# a file as a lever, good or bad?



## ship (Nov 22, 2007)

a tech person today inquired with me if he could use my file as a lever with a eye bolt in re-thrading the eye bolt's screw portion. Fit perfect in the hole - the hole to a half cheseborough, perfect solution he thought.

Besides the concept of being my own file and instead giving him a #3 Phillips screw driver in its place that was also mine, what was my concern with a file as a leverage tool in such an instance or in general over a screw driver?


----------



## Charc (Nov 22, 2007)

It took another read to realize I totally misread that last-time.


----------



## avkid (Nov 22, 2007)

Does it have something to do with the inherent weakness of the handle because of the taper at that end?


----------



## soundlight (Nov 22, 2007)

From my understanding of metals, the metal of a file is much more brittle and prone to shattering and stabbing people in the eyes with small shards than a screwdriver. The taper on the handle also doesn't help, but I don't think that this is the main reason. You could always grab it below the handle if you were wearing gloves. But the brittle nature of the metal is the problem here.

Another issue could be that of the file eating in to the eye bolt, changing the SWL. Also, if a piece of manila or nylon rope (versus wire rope) were put through the eye bolt, the little spurs that the file makes could cut through the rope or line, causing whatever was attached to it to fall down and hurt people below.


----------



## icewolf08 (Nov 23, 2007)

Frankly i wouldn't want to use a file as a lever because it would be a real bummer to file my hands.


----------



## tomed101 (Nov 25, 2007)

Wouldn't the pressure on the file, screw up the cutting teeth, making the file blunt?


----------



## ship (Nov 25, 2007)

tomed101 said:


> Wouldn't the pressure on the file, screw up the cutting teeth, making the file blunt?



Hmm, high carbon steel of the file, verses the tool steel of the screwdriver in the same eyebolt.


----------



## ship (Nov 25, 2007)

icewolf08 said:


> Frankly i wouldn't want to use a file as a lever because it would be a real bummer to file my hands.

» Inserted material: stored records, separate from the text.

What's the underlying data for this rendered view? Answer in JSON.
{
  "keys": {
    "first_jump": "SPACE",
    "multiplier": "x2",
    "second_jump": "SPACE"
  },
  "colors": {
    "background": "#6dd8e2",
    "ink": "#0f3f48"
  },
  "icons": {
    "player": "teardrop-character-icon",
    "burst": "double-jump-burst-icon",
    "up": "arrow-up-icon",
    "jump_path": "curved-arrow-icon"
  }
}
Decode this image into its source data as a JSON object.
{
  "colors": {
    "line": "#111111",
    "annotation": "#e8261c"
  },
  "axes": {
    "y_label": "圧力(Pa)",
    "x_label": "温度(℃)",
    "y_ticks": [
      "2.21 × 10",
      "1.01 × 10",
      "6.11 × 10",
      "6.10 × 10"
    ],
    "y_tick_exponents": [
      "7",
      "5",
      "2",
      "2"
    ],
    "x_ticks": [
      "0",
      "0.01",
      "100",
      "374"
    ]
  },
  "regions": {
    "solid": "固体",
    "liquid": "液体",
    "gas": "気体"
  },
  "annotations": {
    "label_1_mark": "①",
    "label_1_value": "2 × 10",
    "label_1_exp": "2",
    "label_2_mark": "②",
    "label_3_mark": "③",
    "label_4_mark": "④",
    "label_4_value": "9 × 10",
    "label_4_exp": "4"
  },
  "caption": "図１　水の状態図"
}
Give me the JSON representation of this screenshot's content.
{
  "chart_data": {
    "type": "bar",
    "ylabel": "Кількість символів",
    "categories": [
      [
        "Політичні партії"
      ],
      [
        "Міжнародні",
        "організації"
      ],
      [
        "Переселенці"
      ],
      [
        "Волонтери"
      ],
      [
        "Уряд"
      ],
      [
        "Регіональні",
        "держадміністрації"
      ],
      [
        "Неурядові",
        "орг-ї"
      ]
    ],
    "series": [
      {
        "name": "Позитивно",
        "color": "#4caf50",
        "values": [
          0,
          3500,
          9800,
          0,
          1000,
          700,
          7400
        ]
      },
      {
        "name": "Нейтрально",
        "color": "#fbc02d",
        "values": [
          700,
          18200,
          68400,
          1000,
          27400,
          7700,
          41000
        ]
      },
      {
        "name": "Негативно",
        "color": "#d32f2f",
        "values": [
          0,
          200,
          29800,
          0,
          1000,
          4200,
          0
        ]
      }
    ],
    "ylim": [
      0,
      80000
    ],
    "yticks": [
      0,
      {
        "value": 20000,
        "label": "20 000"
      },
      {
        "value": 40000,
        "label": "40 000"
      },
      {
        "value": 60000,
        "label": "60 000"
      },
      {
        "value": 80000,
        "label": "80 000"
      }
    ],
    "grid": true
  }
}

At least at first we are getting somewhere in concept or starting statement.


----------



## rmarston (Nov 25, 2007)

Bad idea - files are typically made from hardened steel or carbon steel - very brittle - it's gunna break if it's used as lever. If it doesn't break then you'll have damaged teeth where it was used as a pry bar. Then, of course there's the damaged techy from screwing up my file.


----------



## sobenson (Nov 25, 2007)

To really answer your question, ask your self, if you were on your knees screwing in the eye bolt yourself, you had the file in your pocket, and your tools were 20 feet away would you have gotten up to grab a screw driver or would you have used the file. Also are you really concerned about the file or more upset about the stupidity of the user?


----------



## Van (Nov 25, 2007)

sobenson said:


> To really answer your question, ask your self, if you were on your knees screwing in the eye bolt yourself, you had the file in your pocket, and your tools were 20 feet away would you have gotten up to grab a screw driver or would you have used the file. Also are you really concerned about the file or more upset about the stupidity of the user?


 
Ah now you're being too realistic !
I like the answer a question with a question thing though, reminds me of a nice Rabbi I met once. 

Files should never be used as a lever. They are Files. Regardless of what the composistion of the metal, high carbon, low carbon, the file is tempered to produce a hardness that causes it to be able to function as a file. Damaging the teeth of the file is pretty much impossible, when being used on a piece of hardware, the danger of this situation is when the file explodes. The result of using a files a a prying device is lot of little shards of hardened steel flying all over the place.


----------